Untuk UMKM informal, pemerintah tetap mengedepankan fasilitas pajak sebagai bentuk dukungan. Misalnya, dalam UU Nomor 7 Tahun 2021 tentang Harmonisasi Peraturan Perpajakan (UU HPP), ditetapkan pendapatan tidak kena pajak (PTKP) hingga Rp500 juta bagi UMKM wajib pajak orang pribadi.
Sementara UMKM dengan omzet Rp4,8 miliar dikenakan PPh final hanya 0,5 persen.
“Itu masih akan berlaku. Kami berharap itu akan membuat UMKM merasa diberikan pemihakan. Karena banyak sekali yang berpersepsi bahwa seluruh bidang usaha, terutama yang tidak mampu, terbebani dengan pajak tersebut,” jelas Sri Mulyani.
Lebih jauh, ia menegaskan bahwa strategi pemberantasan shadow economy berfokus pada aktivitas ilegal, sesuai arahan Presiden Prabowo Subianto.
Pada pidatonya di Sidang Tahunan MPR dan Sidang Bersama DPR-DPD RI Tahun 2025, Presiden menegaskan komitmen menindak tambang ilegal yang merugikan negara hingga ratusan triliun rupiah.
“Beliau melihat banyak sekali kegiatan ilegal yang menyebabkan kepatuhan itu menjadi salah satu tantangan yang sangat besar.

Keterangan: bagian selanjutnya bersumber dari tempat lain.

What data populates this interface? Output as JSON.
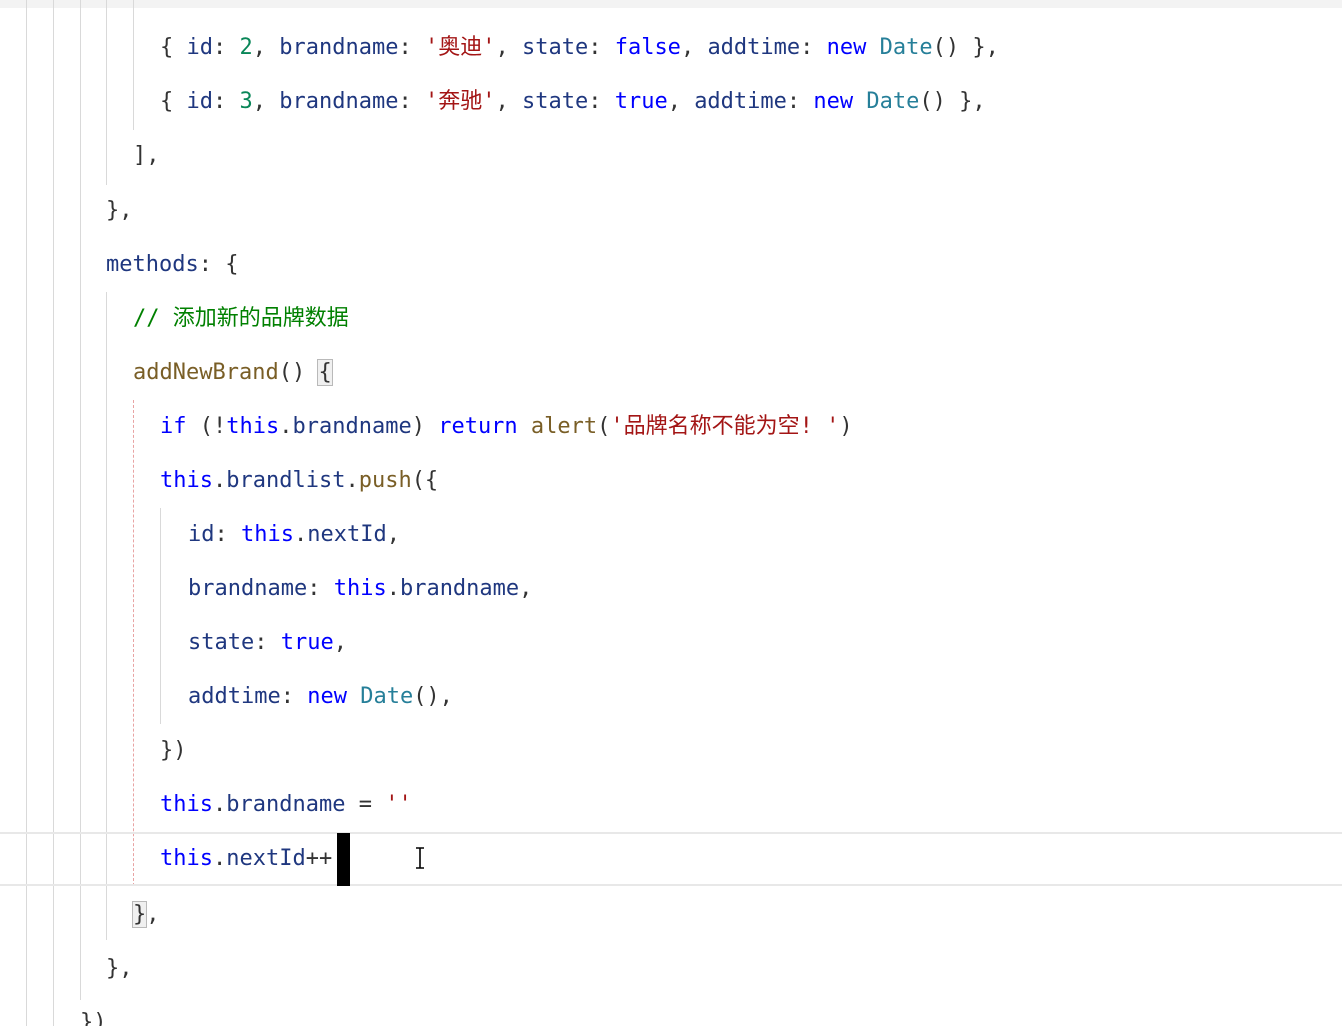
{
  "editor": {
    "lines": [
      {
        "tokens": [
          {
            "text": "{ ",
            "type": "p"
          },
          {
            "text": "id",
            "type": "pr"
          },
          {
            "text": ": ",
            "type": "p"
          },
          {
            "text": "2",
            "type": "n"
          },
          {
            "text": ", ",
            "type": "p"
          },
          {
            "text": "brandname",
            "type": "pr"
          },
          {
            "text": ": ",
            "type": "p"
          },
          {
            "text": "'奥迪'",
            "type": "s"
          },
          {
            "text": ", ",
            "type": "p"
          },
          {
            "text": "state",
            "type": "pr"
          },
          {
            "text": ": ",
            "type": "p"
          },
          {
            "text": "false",
            "type": "k"
          },
          {
            "text": ", ",
            "type": "p"
          },
          {
            "text": "addtime",
            "type": "pr"
          },
          {
            "text": ": ",
            "type": "p"
          },
          {
            "text": "new ",
            "type": "k"
          },
          {
            "text": "Date",
            "type": "t"
          },
          {
            "text": "() },",
            "type": "p"
          }
        ]
      },
      {
        "tokens": [
          {
            "text": "{ ",
            "type": "p"
          },
          {
            "text": "id",
            "type": "pr"
          },
          {
            "text": ": ",
            "type": "p"
          },
          {
            "text": "3",
            "type": "n"
          },
          {
            "text": ", ",
            "type": "p"
          },
          {
            "text": "brandname",
            "type": "pr"
          },
          {
            "text": ": ",
            "type": "p"
          },
          {
            "text": "'奔驰'",
            "type": "s"
          },
          {
            "text": ", ",
            "type": "p"
          },
          {
            "text": "state",
            "type": "pr"
          },
          {
            "text": ": ",
            "type": "p"
          },
          {
            "text": "true",
            "type": "k"
          },
          {
            "text": ", ",
            "type": "p"
          },
          {
            "text": "addtime",
            "type": "pr"
          },
          {
            "text": ": ",
            "type": "p"
          },
          {
            "text": "new ",
            "type": "k"
          },
          {
            "text": "Date",
            "type": "t"
          },
          {
            "text": "() },",
            "type": "p"
          }
        ]
      },
      {
        "tokens": [
          {
            "text": "],",
            "type": "p"
          }
        ]
      },
      {
        "tokens": [
          {
            "text": "},",
            "type": "p"
          }
        ]
      },
      {
        "tokens": [
          {
            "text": "methods",
            "type": "pr"
          },
          {
            "text": ": {",
            "type": "p"
          }
        ]
      },
      {
        "tokens": [
          {
            "text": "// 添加新的品牌数据",
            "type": "c"
          }
        ]
      },
      {
        "tokens": [
          {
            "text": "addNewBrand",
            "type": "fn"
          },
          {
            "text": "() ",
            "type": "p"
          },
          {
            "text": "{",
            "type": "p",
            "match": true
          }
        ]
      },
      {
        "tokens": [
          {
            "text": "if ",
            "type": "k"
          },
          {
            "text": "(!",
            "type": "p"
          },
          {
            "text": "this",
            "type": "k"
          },
          {
            "text": ".",
            "type": "p"
          },
          {
            "text": "brandname",
            "type": "pr"
          },
          {
            "text": ") ",
            "type": "p"
          },
          {
            "text": "return ",
            "type": "k"
          },
          {
            "text": "alert",
            "type": "fn"
          },
          {
            "text": "(",
            "type": "p"
          },
          {
            "text": "'品牌名称不能为空! '",
            "type": "s"
          },
          {
            "text": ")",
            "type": "p"
          }
        ]
      },
      {
        "tokens": [
          {
            "text": "this",
            "type": "k"
          },
          {
            "text": ".",
            "type": "p"
          },
          {
            "text": "brandlist",
            "type": "pr"
          },
          {
            "text": ".",
            "type": "p"
          },
          {
            "text": "push",
            "type": "fn"
          },
          {
            "text": "({",
            "type": "p"
          }
        ]
      },
      {
        "tokens": [
          {
            "text": "id",
            "type": "pr"
          },
          {
            "text": ": ",
            "type": "p"
          },
          {
            "text": "this",
            "type": "k"
          },
          {
            "text": ".",
            "type": "p"
          },
          {
            "text": "nextId",
            "type": "pr"
          },
          {
            "text": ",",
            "type": "p"
          }
        ]
      },
      {
        "tokens": [
          {
            "text": "brandname",
            "type": "pr"
          },
          {
            "text": ": ",
            "type": "p"
          },
          {
            "text": "this",
            "type": "k"
          },
          {
            "text": ".",
            "type": "p"
          },
          {
            "text": "brandname",
            "type": "pr"
          },
          {
            "text": ",",
            "type": "p"
          }
        ]
      },
      {
        "tokens": [
          {
            "text": "state",
            "type": "pr"
          },
          {
            "text": ": ",
            "type": "p"
          },
          {
            "text": "true",
            "type": "k"
          },
          {
            "text": ",",
            "type": "p"
          }
        ]
      },
      {
        "tokens": [
          {
            "text": "addtime",
            "type": "pr"
          },
          {
            "text": ": ",
            "type": "p"
          },
          {
            "text": "new ",
            "type": "k"
          },
          {
            "text": "Date",
            "type": "t"
          },
          {
            "text": "(),",
            "type": "p"
          }
        ]
      },
      {
        "tokens": [
          {
            "text": "})",
            "type": "p"
          }
        ]
      },
      {
        "tokens": [
          {
            "text": "this",
            "type": "k"
          },
          {
            "text": ".",
            "type": "p"
          },
          {
            "text": "brandname",
            "type": "pr"
          },
          {
            "text": " = ",
            "type": "p"
          },
          {
            "text": "''",
            "type": "s"
          }
        ]
      },
      {
        "tokens": [
          {
            "text": "this",
            "type": "k"
          },
          {
            "text": ".",
            "type": "p"
          },
          {
            "text": "nextId",
            "type": "pr"
          },
          {
            "text": "++",
            "type": "p"
          }
        ]
      },
      {
        "tokens": [
          {
            "text": "}",
            "type": "p",
            "match": true
          },
          {
            "text": ",",
            "type": "p"
          }
        ]
      },
      {
        "tokens": [
          {
            "text": "},",
            "type": "p"
          }
        ]
      },
      {
        "tokens": [
          {
            "text": "})",
            "type": "p"
          }
        ]
      }
    ]
  },
  "theme": {
    "keyword": "#0000ff",
    "property": "#1f377f",
    "function": "#795e26",
    "string": "#a31515",
    "number": "#098658",
    "comment": "#008000",
    "type": "#267f99",
    "current_line_border": "#e8e8e8"
  }
}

Kami dari sisi penerimaan perpajakan akan melihat kepatuhan dari sisi itu,” ujar Sri Mulyani.
Dalam Buku II Nota Keuangan RAPBN 2026 disebutkan, pemberantasan shadow economy akan menjadi salah satu strategi mendongkrak penerimaan negara.

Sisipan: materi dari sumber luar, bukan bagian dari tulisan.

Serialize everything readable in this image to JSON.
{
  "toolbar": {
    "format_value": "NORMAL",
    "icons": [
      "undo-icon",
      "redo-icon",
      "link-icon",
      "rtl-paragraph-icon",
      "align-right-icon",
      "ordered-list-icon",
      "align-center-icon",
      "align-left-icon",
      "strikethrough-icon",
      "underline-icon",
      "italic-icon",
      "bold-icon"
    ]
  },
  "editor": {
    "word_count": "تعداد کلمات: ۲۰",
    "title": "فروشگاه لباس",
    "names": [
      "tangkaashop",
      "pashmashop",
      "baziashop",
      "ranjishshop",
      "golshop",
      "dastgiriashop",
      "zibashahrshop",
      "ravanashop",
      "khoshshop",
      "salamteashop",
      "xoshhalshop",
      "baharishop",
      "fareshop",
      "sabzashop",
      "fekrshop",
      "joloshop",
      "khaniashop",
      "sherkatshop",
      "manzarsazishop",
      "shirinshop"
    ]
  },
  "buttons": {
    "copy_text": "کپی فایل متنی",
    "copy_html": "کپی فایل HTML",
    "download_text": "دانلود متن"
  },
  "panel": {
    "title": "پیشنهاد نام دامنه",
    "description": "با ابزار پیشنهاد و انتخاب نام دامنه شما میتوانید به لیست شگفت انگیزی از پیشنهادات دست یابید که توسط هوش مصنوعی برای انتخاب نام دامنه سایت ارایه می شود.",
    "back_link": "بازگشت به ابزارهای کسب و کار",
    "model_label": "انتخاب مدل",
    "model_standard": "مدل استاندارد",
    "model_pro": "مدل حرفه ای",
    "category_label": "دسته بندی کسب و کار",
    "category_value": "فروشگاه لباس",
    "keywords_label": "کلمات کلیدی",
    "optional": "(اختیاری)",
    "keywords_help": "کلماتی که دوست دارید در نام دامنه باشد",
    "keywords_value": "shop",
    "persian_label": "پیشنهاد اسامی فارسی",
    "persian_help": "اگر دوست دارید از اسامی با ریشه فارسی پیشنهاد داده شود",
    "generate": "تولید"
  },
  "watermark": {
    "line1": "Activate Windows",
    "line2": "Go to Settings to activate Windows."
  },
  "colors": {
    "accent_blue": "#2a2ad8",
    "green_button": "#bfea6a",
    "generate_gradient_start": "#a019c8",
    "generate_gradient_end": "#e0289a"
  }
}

Penyusunan CIP pun sudah dimulai tahun ini bersamaan dengan kajian pemetaan aktivitas ilegal dan analisis intelijen untuk memperkuat penegakan hukum.
Sejauh ini, sejumlah langkah konkret sudah dilakukan. Antara lain integrasi Nomor Induk Kependudukan (NIK) dengan Nomor Pokok Wajib Pajak (NPWP) melalui sistem Coretax, pendataan wajib pajak baru lewat canvassing aktif, hingga penunjukan entitas luar negeri sebagai pemungut PPN untuk transaksi digital.
Ke depan, pemerintah akan memberi perhatian khusus pada sektor-sektor dengan aktivitas shadow economy tinggi, seperti perdagangan eceran, makanan dan minuman, perdagangan emas, serta perikanan. Sistem perpajakan juga akan terus diperkuat lewat Coretax dan pemanfaatan data OSS BKPM untuk memperluas basis UMKM.
Selain itu, pemerintah akan mengintensifkan pencocokan data dengan pelaku usaha digital yang belum teridentifikasi secara fiskal.
Harapannya, langkah ini dapat memperkuat basis data perpajakan sekaligus meningkatkan kepatuhan wajib pajak secara menyeluruh.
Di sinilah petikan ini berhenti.